An Omicron state of mind

I’m feeling … I don’t know the word for it. But somehow this year already feels a bit like it’s out of control and it’s only mid February. The Omicron Wave has messed up my head a bit. Like for 2 years here in Qld we fought so hard to keep case numbers low and deaths to a minimum. We weren’t popular at times, but we were relatively safe and leading our lives to the best we could. Each death was a tragedy no matter how old or young, the person’s state of health, disabled or not. And then December last year, just as we were opening our borders the Omicron variant arrived in Australia. I thought, ok, we’ll have borders open for Christmas/New Year and then shut them again temporarily, have our snap lockdowns, and get it back under control. But no. Borders remained open, no real restrictions, no attempt at slowing the spread. Case numbers rose dramatically and we were told to expect to catch Covid at some point. But it’s for the good of the economy and getting back to normal life.
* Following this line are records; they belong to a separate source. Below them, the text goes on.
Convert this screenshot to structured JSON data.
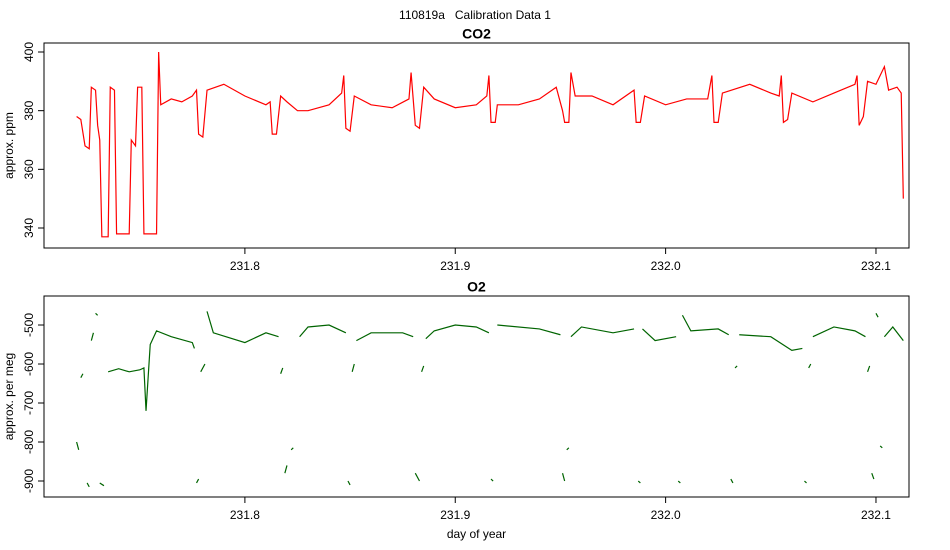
{
  "title": "110819a   Calibration Data 1",
  "chart_data": [
    {
      "type": "line",
      "title": "CO2",
      "ylabel": "approx. ppm",
      "x": [
        231.72,
        231.722,
        231.724,
        231.726,
        231.727,
        231.729,
        231.73,
        231.731,
        231.732,
        231.735,
        231.736,
        231.738,
        231.739,
        231.745,
        231.746,
        231.748,
        231.749,
        231.751,
        231.752,
        231.758,
        231.759,
        231.76,
        231.765,
        231.77,
        231.775,
        231.777,
        231.778,
        231.78,
        231.782,
        231.79,
        231.8,
        231.81,
        231.812,
        231.813,
        231.815,
        231.817,
        231.82,
        231.825,
        231.83,
        231.84,
        231.846,
        231.847,
        231.848,
        231.85,
        231.852,
        231.86,
        231.87,
        231.878,
        231.879,
        231.881,
        231.883,
        231.885,
        231.89,
        231.9,
        231.91,
        231.915,
        231.916,
        231.917,
        231.919,
        231.92,
        231.93,
        231.94,
        231.948,
        231.951,
        231.952,
        231.954,
        231.955,
        231.957,
        231.965,
        231.975,
        231.985,
        231.986,
        231.988,
        231.99,
        232.0,
        232.01,
        232.02,
        232.022,
        232.023,
        232.025,
        232.027,
        232.04,
        232.05,
        232.054,
        232.055,
        232.056,
        232.058,
        232.06,
        232.07,
        232.08,
        232.09,
        232.091,
        232.092,
        232.094,
        232.096,
        232.1,
        232.104,
        232.106,
        232.11,
        232.112,
        232.113
      ],
      "series": [
        {
          "color": "#ff0000",
          "values": [
            378,
            377,
            368,
            367,
            388,
            387,
            375,
            370,
            337,
            337,
            388,
            387,
            338,
            338,
            370,
            368,
            388,
            388,
            338,
            338,
            400,
            382,
            384,
            383,
            385,
            387,
            372,
            371,
            387,
            389,
            385,
            382,
            383,
            372,
            372,
            385,
            383,
            380,
            380,
            382,
            386,
            392,
            374,
            373,
            385,
            382,
            381,
            384,
            393,
            375,
            374,
            388,
            384,
            381,
            382,
            385,
            392,
            376,
            376,
            382,
            382,
            384,
            388,
            380,
            376,
            376,
            393,
            385,
            385,
            382,
            387,
            376,
            376,
            385,
            382,
            384,
            384,
            392,
            376,
            376,
            386,
            389,
            386,
            385,
            392,
            376,
            377,
            386,
            383,
            386,
            389,
            392,
            375,
            378,
            390,
            389,
            395,
            387,
            388,
            386,
            350
          ]
        }
      ],
      "xlim": [
        231.7045,
        232.1157
      ],
      "ylim": [
        333.18,
        403.07
      ],
      "xticks": [
        231.8,
        231.9,
        {
          "value": 232.0,
          "label": "232.0"
        },
        232.1
      ],
      "yticks": [
        340,
        360,
        380,
        400
      ]
    },
    {
      "type": "line",
      "title": "O2",
      "ylabel": "approx. per meg",
      "xlabel": "day of year",
      "x": [
        231.72,
        231.721,
        231.7215,
        231.722,
        231.723,
        231.7235,
        231.725,
        231.726,
        231.7265,
        231.727,
        231.728,
        231.7285,
        231.729,
        231.73,
        231.7305,
        231.731,
        231.733,
        231.734,
        231.735,
        231.74,
        231.745,
        231.75,
        231.752,
        231.753,
        231.755,
        231.758,
        231.765,
        231.775,
        231.776,
        231.7765,
        231.777,
        231.778,
        231.7785,
        231.779,
        231.781,
        231.7815,
        231.782,
        231.785,
        231.8,
        231.81,
        231.816,
        231.8165,
        231.817,
        231.818,
        231.8185,
        231.819,
        231.82,
        231.821,
        231.822,
        231.823,
        231.824,
        231.826,
        231.83,
        231.84,
        231.848,
        231.8485,
        231.849,
        231.85,
        231.8505,
        231.851,
        231.852,
        231.8525,
        231.853,
        231.86,
        231.875,
        231.88,
        231.8805,
        231.881,
        231.883,
        231.8835,
        231.884,
        231.885,
        231.8855,
        231.886,
        231.89,
        231.9,
        231.91,
        231.916,
        231.9165,
        231.917,
        231.918,
        231.919,
        231.92,
        231.94,
        231.95,
        231.9505,
        231.951,
        231.952,
        231.9525,
        231.953,
        231.954,
        231.9545,
        231.955,
        231.96,
        231.975,
        231.985,
        231.986,
        231.987,
        231.988,
        231.9885,
        231.989,
        231.995,
        232.005,
        232.0055,
        232.006,
        232.007,
        232.0075,
        232.008,
        232.012,
        232.025,
        232.03,
        232.0305,
        232.031,
        232.032,
        232.0325,
        232.033,
        232.034,
        232.0345,
        232.035,
        232.05,
        232.06,
        232.065,
        232.0655,
        232.066,
        232.067,
        232.0675,
        232.068,
        232.069,
        232.0695,
        232.07,
        232.08,
        232.09,
        232.095,
        232.0955,
        232.096,
        232.097,
        232.0975,
        232.098,
        232.099,
        232.0995,
        232.1,
        232.101,
        232.1015,
        232.102,
        232.103,
        232.1035,
        232.104,
        232.108,
        232.113
      ],
      "series": [
        {
          "color": "#006400",
          "values": [
            -800,
            -820,
            null,
            -635,
            -625,
            null,
            -905,
            -915,
            null,
            -540,
            -520,
            null,
            -470,
            -475,
            null,
            -905,
            -912,
            null,
            -620,
            -612,
            -620,
            -615,
            -610,
            -720,
            -550,
            -515,
            -530,
            -545,
            -560,
            null,
            -905,
            -895,
            null,
            -620,
            -600,
            null,
            -465,
            -520,
            -545,
            -520,
            -530,
            null,
            -625,
            -610,
            null,
            -880,
            -860,
            null,
            -820,
            -815,
            null,
            -530,
            -505,
            -500,
            -520,
            null,
            -900,
            -910,
            null,
            -620,
            -600,
            null,
            -540,
            -520,
            -520,
            -530,
            null,
            -880,
            -900,
            null,
            -620,
            -605,
            null,
            -535,
            -515,
            -500,
            -505,
            -520,
            null,
            -895,
            -900,
            null,
            -500,
            -510,
            -525,
            null,
            -880,
            -900,
            null,
            -820,
            -815,
            null,
            -530,
            -505,
            -520,
            -510,
            null,
            -900,
            -905,
            null,
            -510,
            -540,
            -530,
            null,
            -900,
            -905,
            null,
            -475,
            -515,
            -510,
            -525,
            null,
            -895,
            -905,
            null,
            -610,
            -605,
            null,
            -525,
            -530,
            -565,
            -560,
            null,
            -900,
            -905,
            null,
            -610,
            -600,
            null,
            -530,
            -505,
            -515,
            -530,
            null,
            -620,
            -605,
            null,
            -880,
            -895,
            null,
            -470,
            -480,
            null,
            -810,
            -815,
            null,
            -530,
            -505,
            -540
          ]
        }
      ],
      "xlim": [
        231.7045,
        232.1157
      ],
      "ylim": [
        -941,
        -425.6
      ],
      "xticks": [
        231.8,
        231.9,
        {
          "value": 232.0,
          "label": "232.0"
        },
        232.1
      ],
      "yticks": [
        -900,
        -800,
        -700,
        -600,
        -500
      ]
    }
  ]
}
Unless of course you catch Covid and die, or suffer from Long Covid in which case … well … what? How many people have we “lost” because now apparently we loose them, instead of acknowledging their death. How many families have been heartbroken needlessly. I don’t think we would have had so many deaths if we’d approached this more cautiously.

I find it incredibly disturbing that we are being asked to accept these high numbers of cases and deaths and say “it’s good”, “it’s what needs to happen”. I can’t do it. So I’m not listening to the pressers any more. I can’t. I can’t listen to “the numbers are blah, blah, but this is what we expected, we are on track”.
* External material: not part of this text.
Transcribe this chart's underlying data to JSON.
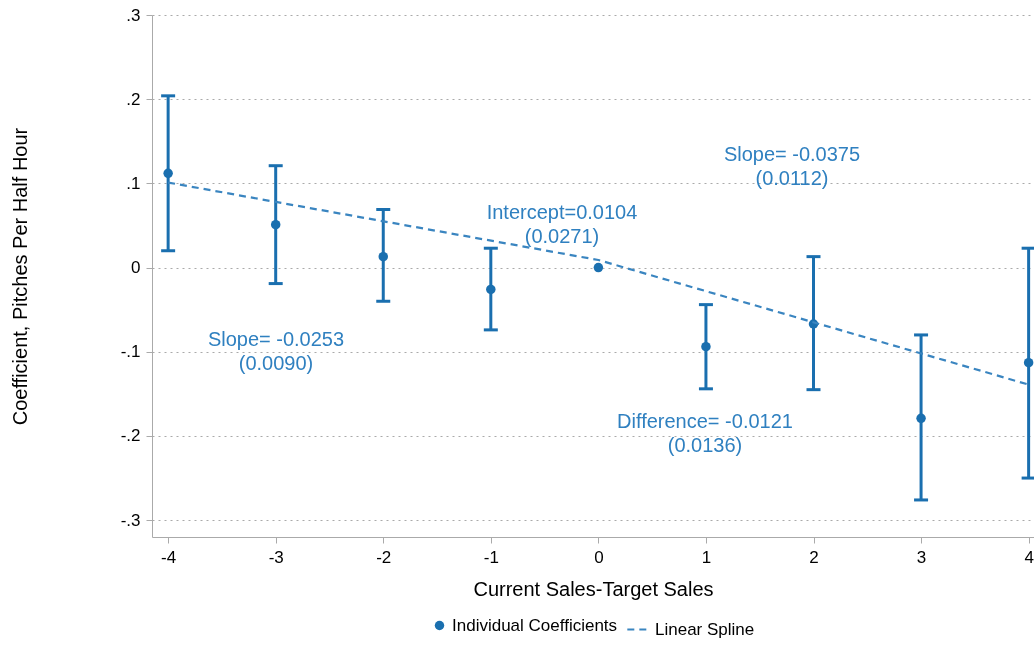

Of course I do understand that we need to return to some kind of normal. But how different would it have been if we didn’t open a flood gate? If we allowed people time to get their vaccines and boosters before letting Omicron rip through the communities. Time for people to prepare *before* rather than putting “Covid preparedness kits” together afterwards.

I’m not sure how to deal with all the Covid stuff but hopefully letting it out here will help. I’ll talk to my psychologist about it too. And then on top of that there’s the normal life admin of running a house with 4 kids that are all at different important stages. I have a feeling this isn’t going to be the slower year I was hoping for!